Although it is off the topic of this blog, the review from which the quotation above was taken may be of interest. It exposes recent amateurish histories of Columbus, Vasco da Gama, and John Cabot--all explorers of the New World. The critique has distinct similarities to critiques found here of amateurish theologians who attempt a coherent historical narrative of "how we got here" without bothering to read the original sources. The problem is similar for both groups: pastry-makers posing as scholars convince others by the tastiness of their concoctions. The author concludes his book review:
I could multiply the dispiriting litany of errors, but it is more interesting to try to understand what drives these writers to parade their inadequacies in the marketplace. It is tempting to blame postmodernism, which has blurred the difference between drivel and truth; or the popularity of television-history, where no standards of veracity or scholarship apply; or the temptations aroused by vulgar sensationalists, who have made fortunes by proclaiming the peripeties of the Holy Grail and "proving" that the medieval Chinese discovered Rhode Island. I suspect, however, that the very virtues of my discipline are responsible for the vices of the writers who abuse it. Because history is the people's discipline, books about it are relatively salable—invitingly so, to indolent cupidity. History's accessibility to non-specialists makes it seem dangerously, delusively easy.

Academic historians tend to welcome recruits from other ranks, like owls nurturing cuckoos, and applaud the intrusions of neophytes with a glee that physicians, say, would never show for faith-healers or snake-oil salesmen. I am afraid it is time for historians to wipe the smiles from our jaws and start biting back. If escape from the poverty of your own imagination is your reason for exploiting the stories history offers, or if you are taking refuge from another discipline in the belief that history is easy, without bothering to do the basic work, you will deserve to fail.

--Felipe Fernández-Armesto



4 comments:

Lee Faber said...

Doesn't surprise me one bit. This guy made some pretty stupid comments at a Marenbon lecture on abelard a few years ago. He kept criticizing Marenbon about a perfectly reasonable translation and went on and on for ages and it had nothing to do with any actual point Marenbon was trying to make.

Lee Faber said...

Naturally, I like his crack about "amateurish theologians", however.

Anonymous said...

In my experience the very opposite is the case: academic historians absolutely revile popular writers, authors of "social studies" text books for primary and secondary education, and glib academics from other fields. While an undergraduate in History, nearly every historian we read in a course on Historiography evinced such a view -- and often with a good amount of bile. Frankly, I didn't blame them. They spend countless hours straining their eyes over half-faded fragments of texts only to be outsold by some boor peddling rags he wrote in a fortnight.

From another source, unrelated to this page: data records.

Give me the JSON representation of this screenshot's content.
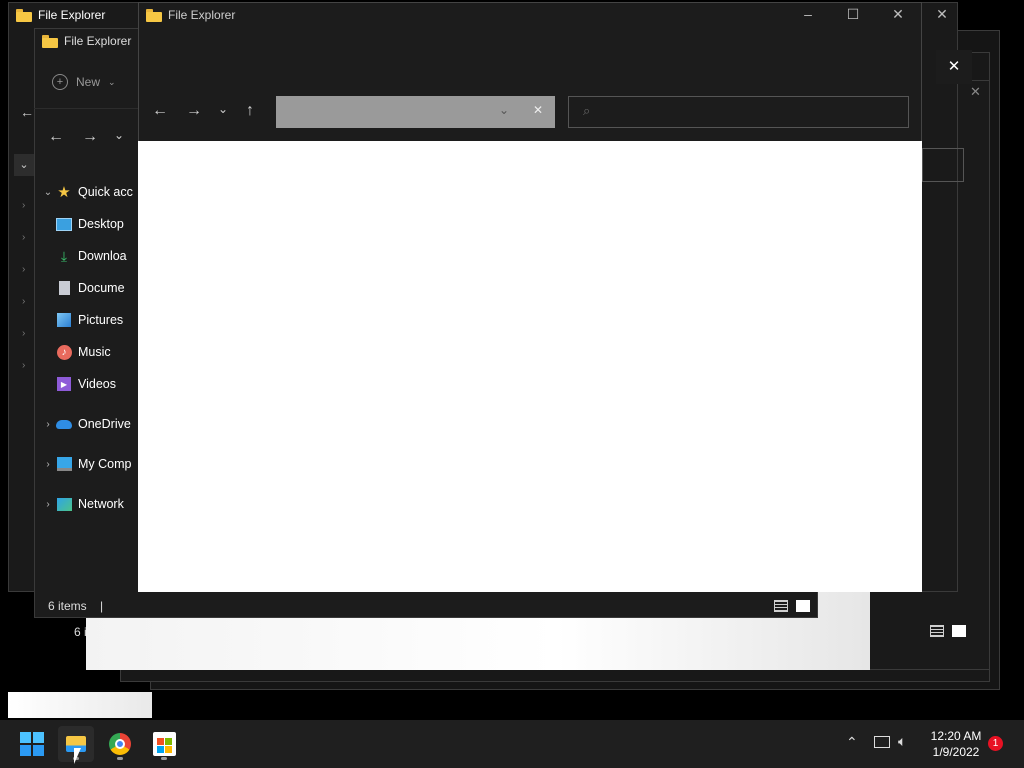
{
  "windows": {
    "back_title": "File Explorer",
    "mid_title": "File Explorer",
    "front_title": "File Explorer"
  },
  "toolbar": {
    "new_label": "New"
  },
  "sidebar": {
    "items": [
      {
        "label": "Quick acc",
        "icon": "star-icon"
      },
      {
        "label": "Desktop",
        "icon": "desktop-icon"
      },
      {
        "label": "Downloa",
        "icon": "download-icon"
      },
      {
        "label": "Docume",
        "icon": "document-icon"
      },
      {
        "label": "Pictures",
        "icon": "pictures-icon"
      },
      {
        "label": "Music",
        "icon": "music-icon"
      },
      {
        "label": "Videos",
        "icon": "videos-icon"
      },
      {
        "label": "OneDrive",
        "icon": "cloud-icon"
      },
      {
        "label": "My Comp",
        "icon": "computer-icon"
      },
      {
        "label": "Network",
        "icon": "network-icon"
      }
    ]
  },
  "status": {
    "items_count": "6 items",
    "back_items_count": "6 i"
  },
  "taskbar": {
    "time": "12:20 AM",
    "date": "1/9/2022",
    "notification_count": "1"
  },
  "colors": {
    "accent_blue": "#2b9af3",
    "folder_yellow": "#f6c744",
    "badge_red": "#e81123"
  }
}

And while I do not sympathize with Fernández-Armesto's own glib dismissal of all things postmodern -- nor even, if you will forgive me, every point that those affiliated with Radical Orthodoxy make -- he is right to argue that such people make gross and embarrassing errors when it comes to history. Frankly, this is odd when you think about it. With their abandonment of Enlightenment reason as tradition-transcendent, you would think it would mean more of an emphasis on good historical work, not less.

Lee Faber said...

Ironically, I had a history grad student complain to me about FFA because he is always jetting around the world giving popular talks and writing trendy popular histories.